Après l’instruction et le procès en première instance, l’auteur des faits a été condamné à douze années d’emprisonnement ainsi qu’à une amende de 100 millions de francs CFA.
Or, selon les informations dont dispose la famille, la Cour d’appel aurait ramené cette peine à cinq années d’emprisonnement, alors que le condamné avait déjà passé environ trois années en détention.
Autrement dit, pour une famille qui a perdu un père, un proche et un citoyen mauritanien dans des circonstances aussi tragiques, cette décision signifie que l’auteur pourrait retrouver la liberté après seulement quelques années de détention.

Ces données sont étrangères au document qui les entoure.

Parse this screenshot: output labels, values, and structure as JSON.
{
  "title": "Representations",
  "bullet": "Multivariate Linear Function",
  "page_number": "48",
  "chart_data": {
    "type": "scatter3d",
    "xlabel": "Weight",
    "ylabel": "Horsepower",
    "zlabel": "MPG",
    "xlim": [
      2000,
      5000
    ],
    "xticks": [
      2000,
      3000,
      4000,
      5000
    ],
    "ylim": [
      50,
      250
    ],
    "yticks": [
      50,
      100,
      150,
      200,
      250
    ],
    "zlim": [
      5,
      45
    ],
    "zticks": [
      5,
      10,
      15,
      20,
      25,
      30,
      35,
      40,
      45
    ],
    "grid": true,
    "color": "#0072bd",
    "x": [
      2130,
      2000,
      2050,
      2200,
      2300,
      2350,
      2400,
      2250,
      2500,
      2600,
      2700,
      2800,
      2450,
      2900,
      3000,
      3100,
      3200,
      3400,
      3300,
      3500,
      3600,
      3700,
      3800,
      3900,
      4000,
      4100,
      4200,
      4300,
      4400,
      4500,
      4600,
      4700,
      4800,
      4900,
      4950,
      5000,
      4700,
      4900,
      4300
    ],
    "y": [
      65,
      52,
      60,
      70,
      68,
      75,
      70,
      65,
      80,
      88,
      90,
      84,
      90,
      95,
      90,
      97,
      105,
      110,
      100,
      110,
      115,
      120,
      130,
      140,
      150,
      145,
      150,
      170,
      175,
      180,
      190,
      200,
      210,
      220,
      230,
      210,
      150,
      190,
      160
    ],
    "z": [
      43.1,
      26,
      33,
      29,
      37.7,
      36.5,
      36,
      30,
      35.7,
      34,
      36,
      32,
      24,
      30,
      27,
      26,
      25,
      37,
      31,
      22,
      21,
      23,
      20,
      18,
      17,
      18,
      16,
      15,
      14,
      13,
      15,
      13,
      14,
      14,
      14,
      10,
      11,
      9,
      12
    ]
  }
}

Cinq années pour une vie humaine ?
C’est là toute notre question.
‘’Nous ne demandons ni vengeance ni justice expéditive. Nous ne demandons pas non plus que la justice sénégalaise soit jugée à travers une seule affaire. Nous demandons simplement au peuple sénégalais, à la société civile, aux juristes, aux défenseurs des droits humains et à tous ceux qui sont attachés à l’État de droit de regarder cette affaire avec attention et de s’interroger : Quelle doit être la réponse de la justice lorsqu’un homme est tué dans des circonstances d’une telle violence, alors même que les constatations policières et médicales sont formellement établies ?’’, s’interroge un membre de la famille du disparu.
La vie d’un étranger au Sénégal ne doit-elle pas avoir la même valeur que celle de n’importe quel autre être humain ?
Et surtout : une peine de cinq années est-elle réellement proportionnée à la gravité des faits établis dans ce dossier ?
Ces questions ne sont pas celles d’une famille animée par la vengeance.
Ce sont les questions d’une famille qui cherche à comprendre.
Ce sont aussi les questions de citoyens mauritaniens qui souhaitent croire que la justice sénégalaise, à laquelle ils ont toujours accordé respect et confiance, saura entendre leur douleur et leur incompréhension.
Le Sénégal et la Mauritanie sont deux peuples voisins, liés par l’histoire, la géographie et des relations humaines profondes.
‘’C’est précisément au nom de cette fraternité que nous souhaitons que cette affaire ne soit pas enterrée dans le silence’’, ajoute-t-il.
Hamada El Hamed Nanni a perdu la vie à Dakar.
Sa famille, elle, ne demande qu’une chose : comprendre comment une mort aussi violente a pu aboutir à une peine aussi courte.
Cinq ans seulement : est-ce vraiment la réponse que mérite une vie humaine ?
‘’De toute façon, et malgré les nombreux défis que nous avons déjà rencontrés et les difficultés qui nous attendent, nous ne céderons jamais et nous porterons l'affaire devant la Cour suprême et devant le peuple Sénégalais frère jusqu’à ce que justice soit rendue’’, conclut-il.